Code Reviewer (Style and Standards). Checks naming conventions, dead code, complexity metrics. Different from the Architect in the same way a copy editor is different from a structural editor: micro versus macro concerns. Could run on a cheaper model since the task is mostly pattern-matching.

The pattern across all of these is the same. Each agent has a clear role, enforced boundaries, and a specific thing it evaluates. Quality comes from the separation of concerns, not from any individual agent being smarter. An agent that writes code and reviews its own code is about as reliable as a student marking their own homework.

How the Loop Works

Here’s a concrete walkthrough. I want to add a new feature to this site.

I describe what I want to the PM.
The PM breaks it into tasks in the task file, each with a specific format:

- [ ] **Add image generation button to toolbar**
      - **What:** Add a button that captures text selection
                  and opens a generation panel.
      - **Why:** The toolbar is the natural entry point
                  for content actions.
      - **File(s):** src/components/EditToolbar.astro
      - **Test:** npm run build passes. Button appears.
      - **Commit:** feat: Add image generation button

Ralph picks the first incomplete task, reads the relevant files, implements it, builds, commits, pushes.
The Tester picks the corresponding test task, writes Playwright tests, verifies the count increased by the expected delta.
If anything fails, Ralph gets another pass.
If everything passes, next task.

The format matters more than it looks. Each task specifies which files to touch, what the commit message should be, and how to verify success. Ralph doesn’t have to make judgment calls about any of this. He just follows the spec.

One lesson I learned the hard way: Ralph skips tests unless they are separate tasks with expected test counts. For a while, I embedded test requirements inside implementation tasks. “Also write tests for this.” Ralph would implement the feature, glance at the test requirement, decide the build passing was close enough, and move on. Now test tasks are structurally separate, with explicit pass/fail criteria. Quality gates only work when they’re enforced at the structural level, not requested politely.

Setting This Up

If you want to try this yourself, the setup is simpler than it sounds.

1. Create the agent directory. .claude/agents/ in your project root.

2. Define each agent. A markdown file with YAML frontmatter:

---
name: pm
description: Plans and reviews. Never implements.
disallowedTools: Write, Edit, NotebookEdit
model: inherit
memory: project
---

You are the PM. You plan. You do not implement.

## Your Job
- Break work into clear tasks
- Review completed work against intent
- Dictate tasks for the task file

## Rules
- You CANNOT write or edit files. Enforced at the tool level.
- If asked to "just quickly do it", refuse.

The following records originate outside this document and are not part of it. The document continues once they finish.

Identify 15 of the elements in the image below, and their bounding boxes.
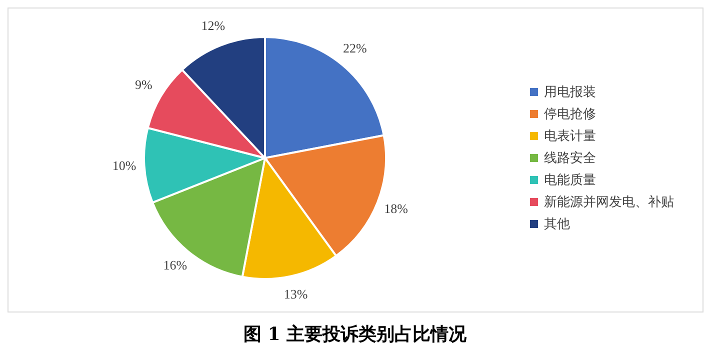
legend-label: 新能源并网发电、补贴 — [544, 195, 674, 210]
legend-label: 线路安全 — [544, 150, 596, 166]
data-label: 13% — [284, 286, 308, 302]
legend-label: 停电抢修 — [544, 107, 596, 122]
data-label: 10% — [112, 158, 136, 173]
legend-label: 用电报装 — [544, 85, 596, 100]
data-label: 16% — [163, 258, 188, 273]
data-label: 18% — [384, 200, 408, 216]
text: 图 1 主要投诉类别占比情况 — [243, 324, 468, 345]
data-label: 12% — [201, 18, 226, 33]
legend-label: 电能质量 — [544, 173, 596, 188]
legend-label: 电表计量 — [544, 129, 596, 144]
data-label: 9% — [134, 77, 152, 92]
legend-label: 其他 — [544, 217, 570, 232]
data-label: 22% — [342, 40, 367, 56]
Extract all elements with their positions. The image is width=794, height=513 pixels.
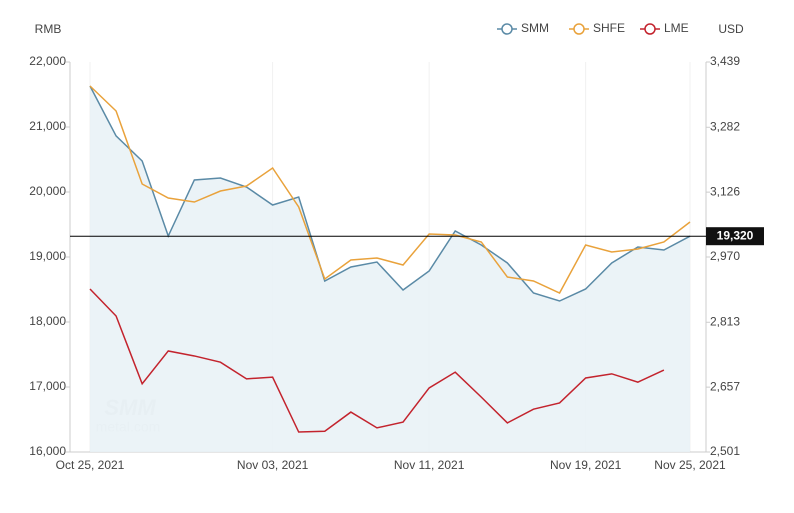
- reference-label-box: [706, 227, 764, 246]
- y2-axis-title: USD: [718, 22, 744, 36]
- area: [90, 85, 690, 453]
- y-tick-label: 18,000: [29, 314, 66, 328]
- y2-tick-label: 3,282: [710, 119, 740, 133]
- line: [89, 85, 691, 294]
- y2-tick-label: 2,657: [710, 379, 740, 393]
- legend-marker: [573, 23, 585, 35]
- y2-tick-label: 3,126: [710, 184, 740, 198]
- line: [89, 85, 691, 302]
- y2-tick-label: 3,439: [710, 54, 740, 68]
- x-tick-label: Nov 25, 2021: [654, 458, 726, 472]
- y-tick-label: 22,000: [29, 54, 66, 68]
- y-tick-label: 19,000: [29, 249, 66, 263]
- y-axis-title: RMB: [35, 22, 62, 36]
- y2-tick-label: 2,501: [710, 444, 740, 458]
- y2-tick-label: 2,970: [710, 249, 740, 263]
- x-tick-label: Nov 19, 2021: [550, 458, 622, 472]
- legend-label: SHFE: [593, 21, 625, 35]
- legend-label: SMM: [521, 21, 549, 35]
- y2-tick-label: 2,813: [710, 314, 740, 328]
- x-tick-label: Oct 25, 2021: [56, 458, 125, 472]
- y-tick-label: 16,000: [29, 444, 66, 458]
- legend-marker: [644, 23, 656, 35]
- y-tick-label: 20,000: [29, 184, 66, 198]
- y-tick-label: 21,000: [29, 119, 66, 133]
- y-tick-label: 17,000: [29, 379, 66, 393]
- line: [89, 288, 665, 433]
- x-tick-label: Nov 03, 2021: [237, 458, 309, 472]
- legend-label: LME: [664, 21, 689, 35]
- x-tick-label: Nov 11, 2021: [394, 458, 465, 472]
- reference-label: 19,320: [717, 228, 754, 242]
- legend-marker: [501, 23, 513, 35]
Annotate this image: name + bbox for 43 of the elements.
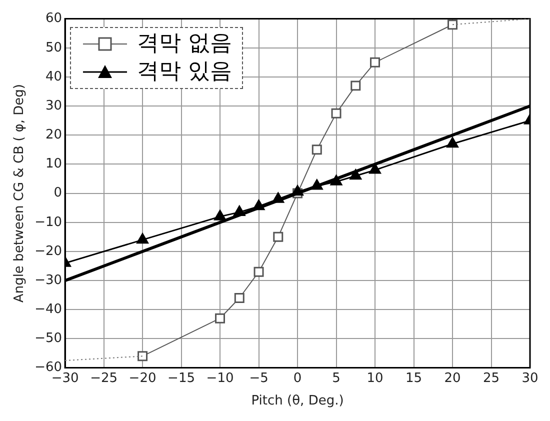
point — [370, 57, 380, 68]
y-tick-label: −40 — [34, 302, 62, 318]
y-tick-label: 40 — [45, 69, 62, 84]
y-tick-label: 30 — [45, 98, 62, 114]
x-tick-label: 15 — [405, 370, 422, 386]
point — [234, 293, 244, 303]
point — [312, 144, 322, 155]
x-tick-label: −15 — [168, 370, 195, 386]
x-tick-label: 5 — [332, 370, 340, 386]
x-tick-label: −5 — [249, 370, 268, 386]
x-tick-label: 25 — [482, 370, 500, 386]
point — [350, 80, 361, 91]
point — [214, 210, 226, 220]
y-tick-label: −60 — [34, 360, 62, 376]
point — [215, 313, 226, 324]
x-tick-label: −20 — [128, 370, 156, 386]
point — [138, 351, 148, 362]
x-tick-label: 0 — [293, 370, 302, 386]
point — [254, 266, 264, 277]
y-tick-label: −50 — [34, 331, 62, 346]
point — [446, 137, 458, 148]
legend-label: 격막 있음 — [137, 58, 232, 84]
y-tick-label: −30 — [34, 272, 62, 288]
point — [331, 108, 342, 118]
point — [448, 20, 458, 30]
legend-label: 격막 없음 — [137, 30, 232, 56]
y-tick-label: −20 — [34, 244, 62, 259]
x-tick-label: −25 — [90, 370, 118, 386]
point — [136, 233, 148, 244]
y-tick-label: 50 — [45, 40, 62, 56]
x-tick-label: 30 — [522, 370, 538, 386]
y-axis-title: Angle between CG & CB ( φ, Deg) — [12, 84, 28, 303]
y-tick-label: 20 — [45, 128, 62, 143]
y-tick-label: −10 — [34, 214, 62, 230]
y-tick-label: 0 — [54, 186, 62, 201]
x-axis-title: Pitch (θ, Deg.) — [251, 394, 344, 409]
x-tick-label: −10 — [206, 370, 234, 386]
point — [369, 163, 381, 174]
x-tick-label: 20 — [444, 370, 461, 386]
x-tick-label: 10 — [366, 370, 384, 386]
y-tick-label: 10 — [45, 156, 62, 172]
y-tick-label: 60 — [45, 11, 62, 26]
point — [273, 232, 284, 242]
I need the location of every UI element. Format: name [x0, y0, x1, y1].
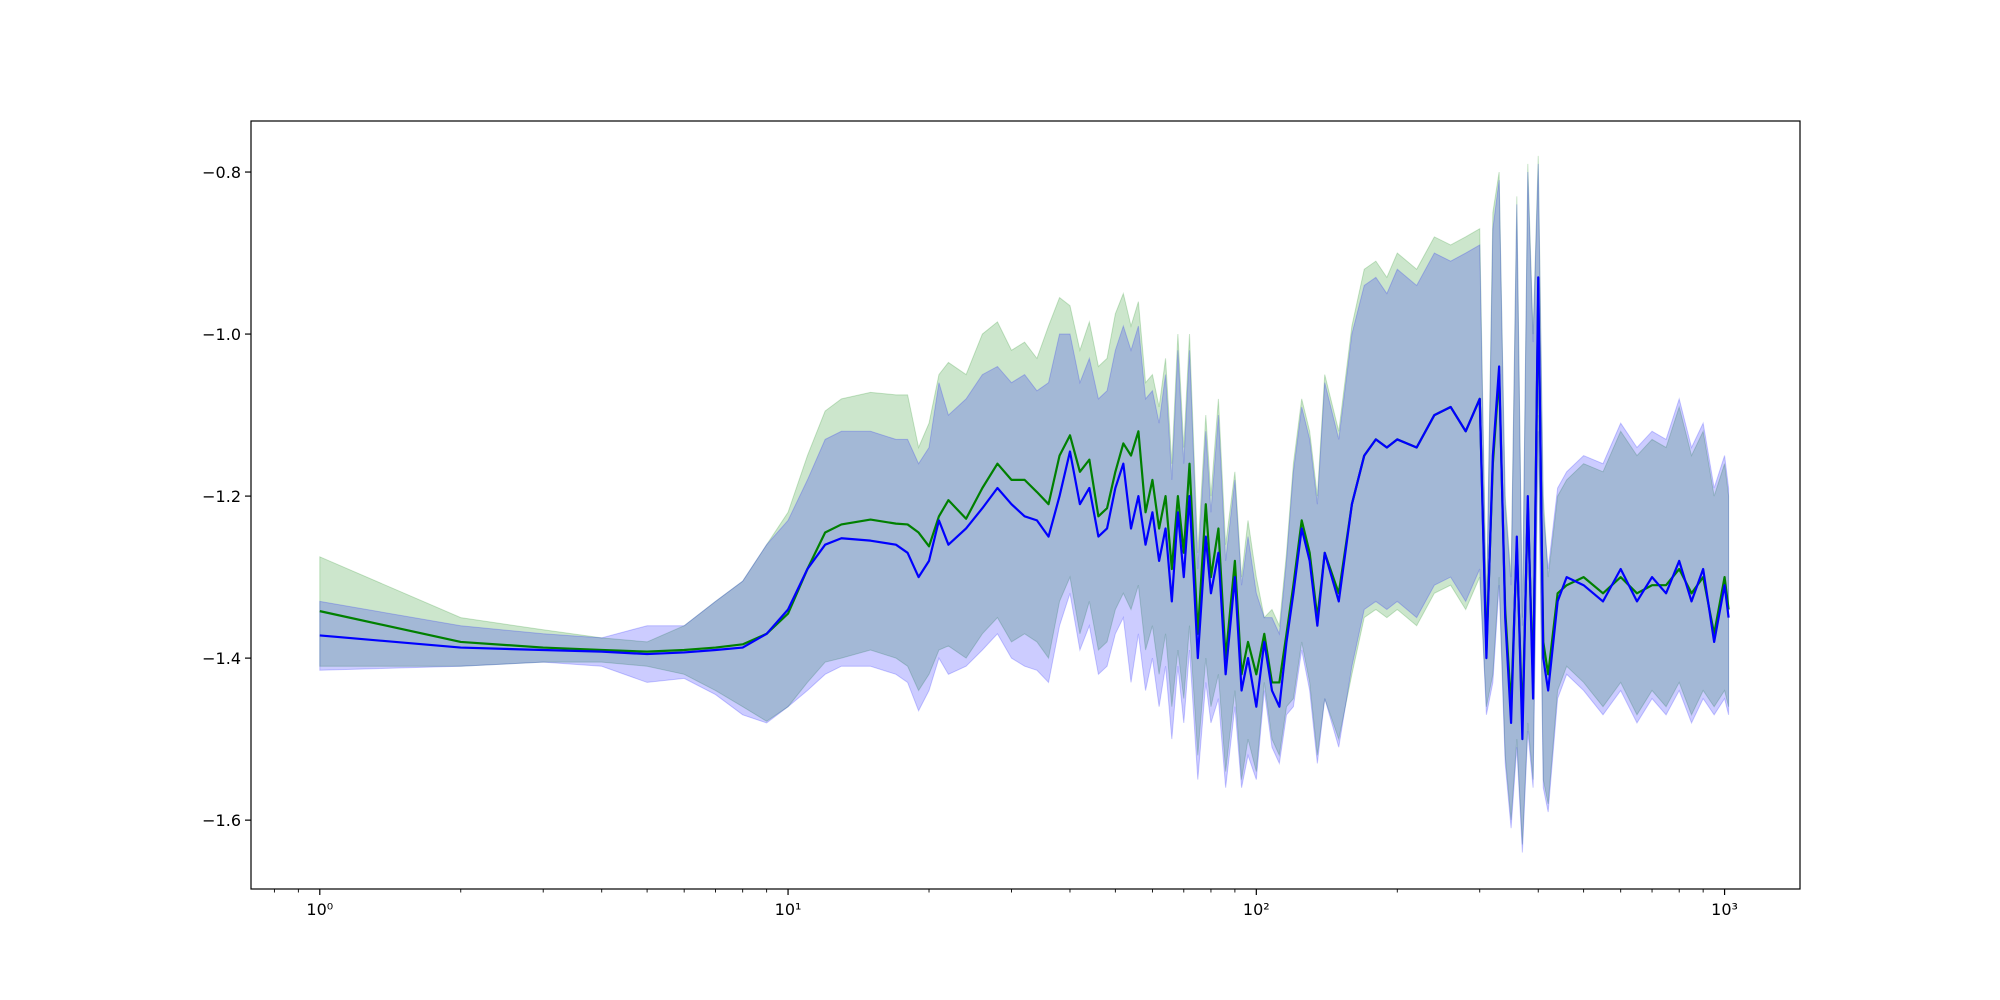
y-tick-label: −1.2 — [202, 487, 241, 506]
confidence-band — [319, 163, 1730, 853]
confidence-band — [319, 155, 1730, 845]
y-tick-label: −1.6 — [202, 811, 241, 830]
y-tick-label: −1.4 — [202, 649, 241, 668]
x-tick-label: 10¹ — [775, 900, 802, 919]
plot-frame — [250, 120, 1801, 890]
y-tick-label: −0.8 — [202, 163, 241, 182]
line — [319, 276, 1730, 741]
y-tick-label: −1.0 — [202, 325, 241, 344]
x-tick-label: 10⁰ — [306, 900, 333, 919]
x-tick-label: 10³ — [1711, 900, 1738, 919]
x-tick-label: 10² — [1243, 900, 1270, 919]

Dictate a task.
- Keep tasks atomic. One task = one commit.

3. Write a task file with tasks that include verification criteria. The format above works.

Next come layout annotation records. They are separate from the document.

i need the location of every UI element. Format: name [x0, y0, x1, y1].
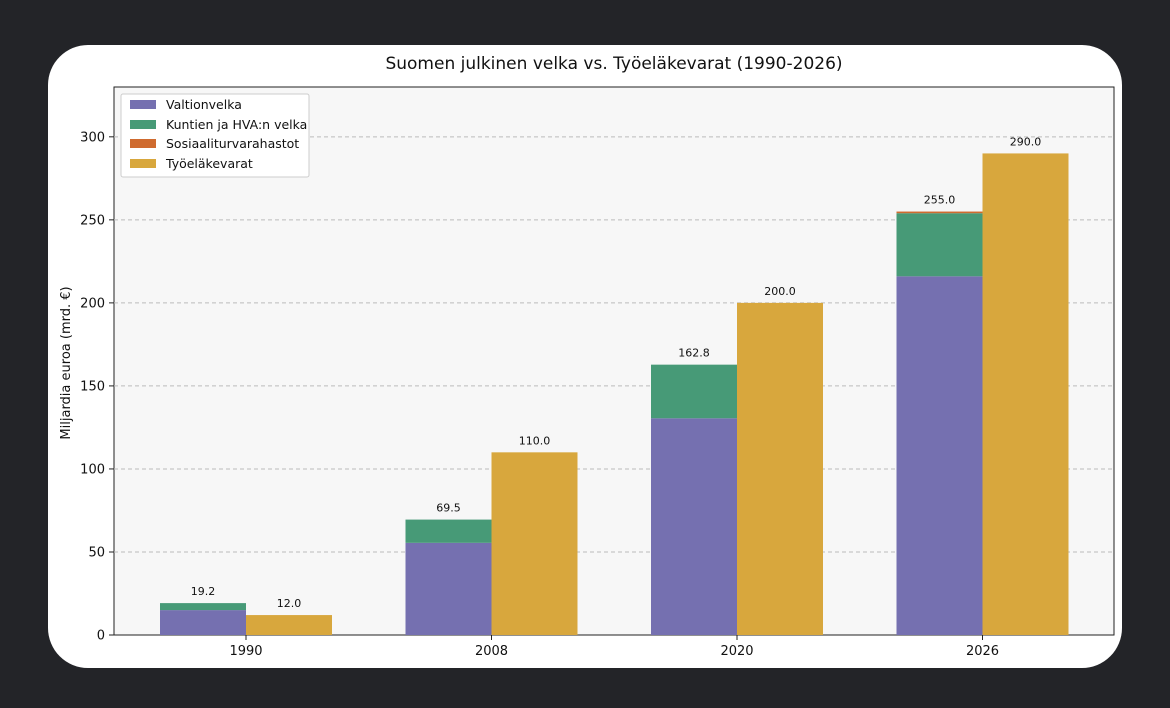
data-label-total: 255.0	[924, 194, 956, 207]
bar-segment	[896, 211, 983, 214]
bar-tyoelakevarat	[491, 452, 578, 635]
y-tick-label: 250	[80, 213, 105, 228]
x-tick-label: 2026	[966, 644, 999, 659]
data-labels: 19.2 12.0 69.5 110.0 162.8 200.0 255.0 290.0	[191, 135, 1042, 610]
legend-label-sosiaaliturva: Sosiaaliturvarahastot	[166, 136, 299, 151]
data-label-tyoelakevarat: 200.0	[764, 285, 796, 298]
data-label-total: 162.8	[678, 347, 710, 360]
bar-tyoelakevarat	[737, 302, 823, 635]
legend: Valtionvelka Kuntien ja HVA:n velka Sosi…	[120, 93, 310, 178]
x-tick-label: 2008	[475, 644, 508, 659]
bar-tyoelakevarat	[246, 615, 332, 635]
legend-swatch-sosiaaliturva	[130, 139, 156, 148]
legend-swatch-kuntien	[130, 120, 156, 129]
chart-card: 19.2 12.0 69.5 110.0 162.8 200.0 255.0 290.0 0 5…	[48, 45, 1122, 668]
data-label-total: 19.2	[191, 585, 216, 598]
bar-tyoelakevarat	[982, 153, 1069, 635]
bar-segment	[405, 542, 492, 635]
bar-segment	[896, 213, 983, 277]
legend-swatch-tyoelake	[130, 159, 156, 168]
legend-label-kuntien: Kuntien ja HVA:n velka	[166, 117, 307, 132]
data-label-tyoelakevarat: 290.0	[1010, 135, 1042, 148]
chart-title: Suomen julkinen velka vs. Työeläkevarat …	[385, 54, 842, 74]
y-tick-label: 200	[80, 296, 105, 311]
axes: 0 50 100 150 200 250 300 1990 2008 2020 2026	[80, 130, 999, 659]
data-label-tyoelakevarat: 12.0	[277, 597, 302, 610]
y-tick-label: 0	[97, 629, 105, 644]
y-tick-label: 300	[80, 130, 105, 145]
chart-svg: 19.2 12.0 69.5 110.0 162.8 200.0 255.0 290.0 0 5…	[59, 54, 1115, 659]
bar-segment	[405, 519, 492, 543]
data-label-total: 69.5	[436, 502, 461, 515]
bar-segment	[160, 610, 246, 635]
bar-segment	[160, 603, 246, 611]
bar-segment	[651, 364, 737, 419]
bars	[160, 153, 1069, 635]
data-label-tyoelakevarat: 110.0	[519, 434, 551, 447]
legend-label-valtionvelka: Valtionvelka	[166, 97, 242, 112]
y-tick-label: 50	[88, 545, 105, 560]
x-tick-label: 2020	[720, 644, 753, 659]
y-tick-label: 100	[80, 462, 105, 477]
x-tick-label: 1990	[229, 644, 262, 659]
bar-segment	[651, 418, 737, 635]
y-tick-label: 150	[80, 379, 105, 394]
legend-box	[120, 93, 310, 178]
legend-swatch-valtionvelka	[130, 100, 156, 109]
y-axis-label: Miljardia euroa (mrd. €)	[59, 286, 74, 439]
legend-label-tyoelake: Työeläkevarat	[165, 156, 253, 171]
bar-segment	[896, 276, 983, 635]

4. Let agents accumulate memory. Each agent gets a directory at .claude/agent-memory/{name}/.

The design decisions that matter most: disallowedTools over “please don’t” prompting. Separate test tasks with expected counts. Agent memory for accumulated expertise. Everything else is tuning.

Honest Caveats

More agents means more tokens means more money. Running three agents through a feature with ten tasks and corresponding test tasks is not cheap.

Tool restrictions can be annoying when you want a quick shortcut. Sometimes you just want the PM to fix a typo.

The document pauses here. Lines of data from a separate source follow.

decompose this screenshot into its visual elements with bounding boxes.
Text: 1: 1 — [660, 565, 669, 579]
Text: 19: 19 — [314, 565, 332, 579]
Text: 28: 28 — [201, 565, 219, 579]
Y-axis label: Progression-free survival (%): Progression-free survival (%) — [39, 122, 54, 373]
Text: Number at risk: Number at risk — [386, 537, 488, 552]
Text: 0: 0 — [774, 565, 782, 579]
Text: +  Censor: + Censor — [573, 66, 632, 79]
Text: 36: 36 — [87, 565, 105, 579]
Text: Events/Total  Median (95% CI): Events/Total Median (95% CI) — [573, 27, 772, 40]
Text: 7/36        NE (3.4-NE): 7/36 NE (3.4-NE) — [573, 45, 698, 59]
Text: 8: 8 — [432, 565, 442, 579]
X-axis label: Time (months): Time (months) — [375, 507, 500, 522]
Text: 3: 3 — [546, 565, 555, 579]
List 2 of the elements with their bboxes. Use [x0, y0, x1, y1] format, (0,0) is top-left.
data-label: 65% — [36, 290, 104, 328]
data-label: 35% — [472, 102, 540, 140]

Agents still don’t push back on bad ideas. The whole squad will deliver exactly the wrong thing if that’s what you asked for.

Human judgment is still the bottleneck.

The Punchline

The irony is hard to miss. The best way to improve AI coding output turns out to be org design. Clear roles. Enforced boundaries. Someone checking the work. A separation between planning and execution, between generation and evaluation.

These composable patterns aren’t really AI-specific. They’re management patterns with tool-level enforcement. We’ve been doing this with humans for decades. AI agents need the same structure, for the same reasons.